O professor também aponta que no Brasil, diferentemente dos congêneres argentino, uruguaio e paraguaio, os ditadores “tinham uma ideia de que era necessário haver sucessões para que o poder não ficasse concentrado em uma única pessoa, que era necessário ter um controle sobre capitais e estados”.
De acordo com ele, nas cidades do interior foi permitido que houvesse as disputas eleitorais, com a permissão de um partido de oposição. Mas, explica, a busca pela Arena - partido do governo ditatorial - era tão grande que em algumas cidades foram criadas sublegendas, com candidatos da Arena 1 e Arena 2. Altemar também reforça que, nesse cenário, de disputa de poder normal entre as oligarquias, as elites, era muito difícil um partido da oposição ganhar”.

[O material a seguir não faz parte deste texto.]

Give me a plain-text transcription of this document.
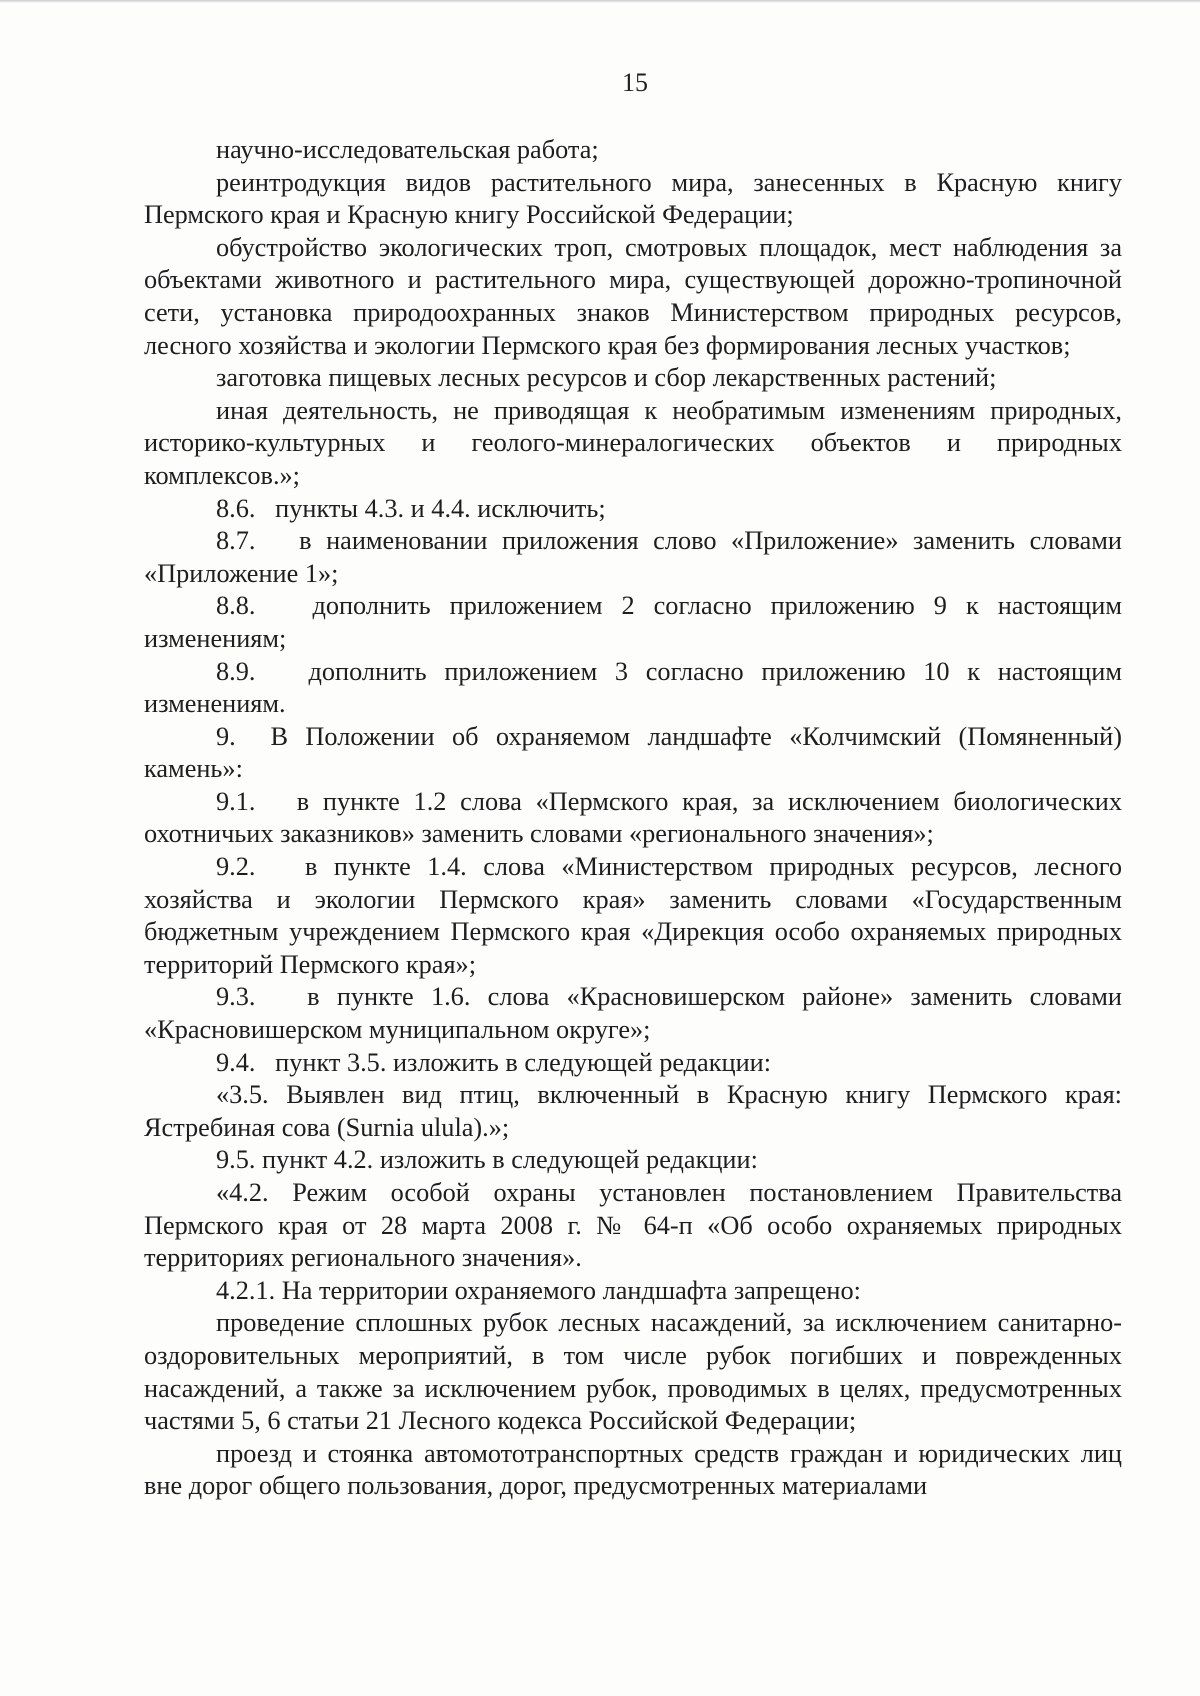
15

научно-исследовательская работа;

реинтродукция видов растительного мира, занесенных в Красную книгу Пермского края и Красную книгу Российской Федерации;

обустройство экологических троп, смотровых площадок, мест наблюдения за объектами животного и растительного мира, существующей дорожно-тропиночной сети, установка природоохранных знаков Министерством природных ресурсов, лесного хозяйства и экологии Пермского края без формирования лесных участков;

заготовка пищевых лесных ресурсов и сбор лекарственных растений;

иная деятельность, не приводящая к необратимым изменениям природных, историко-культурных и геолого-минералогических объектов и природных комплексов.»;

8.6.   пункты 4.3. и 4.4. исключить;

8.7.   в наименовании приложения слово «Приложение» заменить словами «Приложение 1»;

8.8.   дополнить приложением 2 согласно приложению 9 к настоящим изменениям;

8.9.   дополнить приложением 3 согласно приложению 10 к настоящим изменениям.

9.  В Положении об охраняемом ландшафте «Колчимский (Помяненный) камень»:

9.1.   в пункте 1.2 слова «Пермского края, за исключением биологических охотничьих заказников» заменить словами «регионального значения»;

9.2.   в пункте 1.4. слова «Министерством природных ресурсов, лесного хозяйства и экологии Пермского края» заменить словами «Государственным бюджетным учреждением Пермского края «Дирекция особо охраняемых природных территорий Пермского края»;

9.3.   в пункте 1.6. слова «Красновишерском районе» заменить словами «Красновишерском муниципальном округе»;

9.4.   пункт 3.5. изложить в следующей редакции:

«3.5. Выявлен вид птиц, включенный в Красную книгу Пермского края: Ястребиная сова (Surnia ulula).»;

9.5. пункт 4.2. изложить в следующей редакции:

«4.2. Режим особой охраны установлен постановлением Правительства Пермского края от 28 марта 2008 г. № 64-п «Об особо охраняемых природных территориях регионального значения».

4.2.1. На территории охраняемого ландшафта запрещено:

проведение сплошных рубок лесных насаждений, за исключением санитарно-оздоровительных мероприятий, в том числе рубок погибших и поврежденных насаждений, а также за исключением рубок, проводимых в целях, предусмотренных частями 5, 6 статьи 21 Лесного кодекса Российской Федерации;

проезд и стоянка автомототранспортных средств граждан и юридических лиц вне дорог общего пользования, дорог, предусмотренных материалами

"Acima de tudo o que você tem (com a proibição da eleição direta) é uma sensação de cidadania sequestrada. A ditadura tinha uma coisa de permitir que os processos eleitorais acontecessem dentro de uma certa ordem. As eleições para presidente aconteciam pelo alto, mas mesmo elas acontecendo pelo alto, a ditadura deixa que certo elemento popular, de base, pudesse aparecer", destaca.
O professor também reforça que as gerações que vivenciaram a ditadura só conseguiram ter “uma ideia de uma democracia de forma plena quando em 1989 conseguiram votar para presidente”.
Retorno do direito ao voto direto
No Brasil o retorno às eleições diretas para governadores e prefeitos, após muita pressão popular, veio primeiro que a volta da escolha direta dos presidentes. No país, ocorreu uma eleição unificada em 1982 para que novos governadores, eleitos pela população, assumissem em 1983.
No Ceará, o candidato do PDS, o economista Luiz Gonzaga da Fonseca Mota, apoiado pelos coronéis Adauto Bezerra, César Cals e Virgílio Távora, venceu para governador e ocupou o posto entre 1983 e 1987. As eleições ocorreram em 15 de novembro de 1982. Naquele pleito, o Ceará tinha 2.431.030 eleitores. Gonzaga Mota obteve 1.149.259 votos, conforme o TRE-CE.
Em 1986, ele rompeu com os coronéis e apoiou a candidatura do empresário Tasso Jereissati. No âmbito nacional, nas mobilizações pela reabertura política e retomada da democracia apoiou Tancredo Neves.
Já em Fortaleza, o direito ao voto direto para prefeito foi recuperado 23 anos depois. A prefeita eleita por voto popular, Maria Luíza Fontenele (que foi do PT e do PSB), teve 121.326 votos no pleito que ocorreu em 15 de novembro de 1985, quando 492.792 eleitores compareceram às urnas, conforme o TRE-CE. Maria Luíza foi a primeira mulher eleita como prefeita de uma capital no Brasil.